Et toc ! Na-na-na-na-nèèèère !

Dans cette délicate affiche[1], vous remarquerez que ce ne sont pas les droits des personnes handicapées qui sont évoqués, ni les multiples entraves qui pourraient exister à l’organisation de leurs vacances, ni même la qualité éventuelle des vacances organisées par l’Association.

Ce n’est même pas une personne handicapée qui s’exprime pour faire état de difficultés car ce serait évidemment un choix misérabiliste très maladroit.

Non, c’est une personne « valide » qui déclare modestement qu’en faisant du bénévolat pour des personnes handicapées, « elle passe des vacances plus fortes », c’est à dire « meilleures » et pleines de sens, contrairement à celle qui ne fait pas de bénévolat, et qui, au passage, est mise à l’index, taxée d’égoïsme et culpabilisée (mais rassurez vous, elle sera bien punie avec ses vacances pourries).

Et pourquoi le bénévole de l’APF passe des vacances « plus fortes » ? Parce que durant ces séjours, il fait forcément une bonne action. Sa B.A de l’année même ! Celle qui compte double, voir triple, et qui pourrait même le propulser direct au paradis le jour J.

Comme chacun sait, les personnes handicapée n’ont besoin que de cela : de « bonnes actions » provenant d’âmes dévouées et charitables, et surtout pas d’un système d’aide humaine efficace, de l’accessibilité des transports et lieux de villégiature, ou de ressources financières suffisantes pour partir librement en vacances sans forcément passer par une association spécialisée et avoir recours à des bénévoles.

De plus, via cette campagne qui concerne en premier lieu les personnes handicapées, ce sont une fois de plus les personnes « valides » qui sont mises en avant, et qui se retrouvent valorisées par le truchement de l’aide qu’elles peuvent apporter aux personnes handicapées.

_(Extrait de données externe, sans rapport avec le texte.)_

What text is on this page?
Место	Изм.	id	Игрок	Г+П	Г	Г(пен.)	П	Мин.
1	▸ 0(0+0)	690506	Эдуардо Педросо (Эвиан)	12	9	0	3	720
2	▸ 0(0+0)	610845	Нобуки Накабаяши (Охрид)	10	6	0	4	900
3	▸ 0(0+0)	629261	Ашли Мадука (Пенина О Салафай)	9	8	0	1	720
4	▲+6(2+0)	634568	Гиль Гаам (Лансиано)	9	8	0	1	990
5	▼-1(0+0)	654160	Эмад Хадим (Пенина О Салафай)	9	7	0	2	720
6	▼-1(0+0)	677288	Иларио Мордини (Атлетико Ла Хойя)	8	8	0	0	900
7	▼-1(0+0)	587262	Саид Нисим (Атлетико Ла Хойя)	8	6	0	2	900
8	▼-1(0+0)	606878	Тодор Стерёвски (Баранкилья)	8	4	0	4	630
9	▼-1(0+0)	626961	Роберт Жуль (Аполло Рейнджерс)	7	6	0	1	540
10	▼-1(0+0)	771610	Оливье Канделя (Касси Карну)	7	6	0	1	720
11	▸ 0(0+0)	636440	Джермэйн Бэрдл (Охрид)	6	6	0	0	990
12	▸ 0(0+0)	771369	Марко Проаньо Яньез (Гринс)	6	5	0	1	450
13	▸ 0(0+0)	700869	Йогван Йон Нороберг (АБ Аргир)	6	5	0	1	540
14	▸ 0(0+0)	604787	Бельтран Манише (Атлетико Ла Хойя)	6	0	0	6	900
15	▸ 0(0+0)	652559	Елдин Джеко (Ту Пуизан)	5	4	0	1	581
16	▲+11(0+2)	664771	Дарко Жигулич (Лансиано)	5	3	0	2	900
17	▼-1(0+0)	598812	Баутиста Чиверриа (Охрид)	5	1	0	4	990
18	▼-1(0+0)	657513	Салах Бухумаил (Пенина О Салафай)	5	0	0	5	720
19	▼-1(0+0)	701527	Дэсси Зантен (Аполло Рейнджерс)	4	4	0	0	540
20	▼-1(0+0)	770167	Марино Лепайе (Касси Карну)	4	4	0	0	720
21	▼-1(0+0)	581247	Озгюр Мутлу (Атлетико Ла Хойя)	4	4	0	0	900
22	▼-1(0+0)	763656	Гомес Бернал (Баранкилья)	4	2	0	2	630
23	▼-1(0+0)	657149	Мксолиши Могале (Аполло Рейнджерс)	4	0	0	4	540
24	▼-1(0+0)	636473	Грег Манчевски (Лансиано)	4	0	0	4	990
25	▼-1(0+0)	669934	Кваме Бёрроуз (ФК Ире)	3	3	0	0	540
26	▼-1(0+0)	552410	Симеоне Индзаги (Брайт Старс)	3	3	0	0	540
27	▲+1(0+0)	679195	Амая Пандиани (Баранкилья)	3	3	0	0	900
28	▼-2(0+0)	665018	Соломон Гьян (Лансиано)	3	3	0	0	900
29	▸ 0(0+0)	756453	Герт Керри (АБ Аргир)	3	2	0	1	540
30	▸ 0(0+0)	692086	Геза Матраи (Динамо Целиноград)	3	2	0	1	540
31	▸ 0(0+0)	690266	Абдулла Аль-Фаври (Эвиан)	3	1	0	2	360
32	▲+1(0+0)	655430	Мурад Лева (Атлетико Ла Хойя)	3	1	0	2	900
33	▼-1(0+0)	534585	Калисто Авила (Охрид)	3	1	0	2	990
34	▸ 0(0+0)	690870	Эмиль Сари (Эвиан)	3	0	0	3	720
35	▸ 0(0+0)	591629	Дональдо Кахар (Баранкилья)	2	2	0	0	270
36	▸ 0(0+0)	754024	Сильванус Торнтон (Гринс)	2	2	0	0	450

Ces dernières pourraient même être remplacées par un autre groupe socialement marginalisé sans qu’il y ait à changer quoi que ce soit au message (même si… il faut bien l’admettre, nous sommes quand même un groupe assez pratique – car plus consensuel tu meurs ! – lorsqu’il s’agit d’actions caritatives).

Au final, nous ne saurons pas si les personnes handicapées qui partiront « grâce » à l’APF auront des vacances aussi « fortes » que les bénévoles qui les accompagnent. Nous l’espérons bien sûr, mais il est quand même permis d’en douter compte-tenu des arguments utilisés pour les recruter.

[1] Une affiche que mon amie Elena CHAMORRO a découvert placardé dans l’Université où elle enseigne et m’a signalé, consternée.